However, you also want to identify the wave file that those faulty data belongs to, so as to figure out what happened.  The problem is that the name of the wave file is not included in the raw features table. In that table you only have the file_index field. This field, however, is pointing at the appropriate wave file name in another linked table, called file_table. This data structure saves much space since we have thousands of records from each file in the raw features table. So we now need to join information across those related table, and mySQL makes it very easy. All you need to do is identify the table where the field comes from by the syntax table_name.field_name.

For example, the query

SELECT entropy, file_table.file_name FROM my_faulty_table, file_table where entropy>0 and my_faulty_table.file_index=file_table.file_index limit 99999;

returns the positive entropy values side by side with the file names that relate to those values.

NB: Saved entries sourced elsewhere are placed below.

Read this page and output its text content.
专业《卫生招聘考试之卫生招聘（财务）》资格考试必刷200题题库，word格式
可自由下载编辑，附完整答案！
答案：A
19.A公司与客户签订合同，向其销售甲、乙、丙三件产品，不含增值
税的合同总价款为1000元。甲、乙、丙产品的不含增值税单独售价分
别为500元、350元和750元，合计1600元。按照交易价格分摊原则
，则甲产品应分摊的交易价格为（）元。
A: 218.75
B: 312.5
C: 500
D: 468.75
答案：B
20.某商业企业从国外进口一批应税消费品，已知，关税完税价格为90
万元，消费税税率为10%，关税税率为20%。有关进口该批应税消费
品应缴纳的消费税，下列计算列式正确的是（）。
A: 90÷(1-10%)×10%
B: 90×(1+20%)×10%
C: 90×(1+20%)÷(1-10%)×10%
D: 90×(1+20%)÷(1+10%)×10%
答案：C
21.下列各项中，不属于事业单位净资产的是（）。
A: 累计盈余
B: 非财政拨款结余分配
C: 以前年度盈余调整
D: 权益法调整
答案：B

The simple examples above demonstrated how a new table that include only some of the table records (row) and fields (columns) can be generated from an already existing table using the Select command combined with other commands such as create table.

 

 

Altering, cleaning and merging tables

Mistakes happens, and tables need to be altered or updated occasionally. You can alter data manually in the MCC, but as your tables become larger, it becomes impractical to correct values by hand. The simplest way of altering a table is to apply a change to an entire field, e.g.,

Update my_syllables set cluster=0;

is going to erase all your cluster values, setting them to zero. So, if you actually like most of your clusters, but not cluster 4, you could type:

Update my_syllables set cluster=0 where cluster=4;

In short, you can alter subset of your data using the exact same method for selecting subset of your data.

Eliminating duplicates:

Finally, it is quit easy to merge two tables into a single, large table:

Insert into my_first_table select * from my_second_table;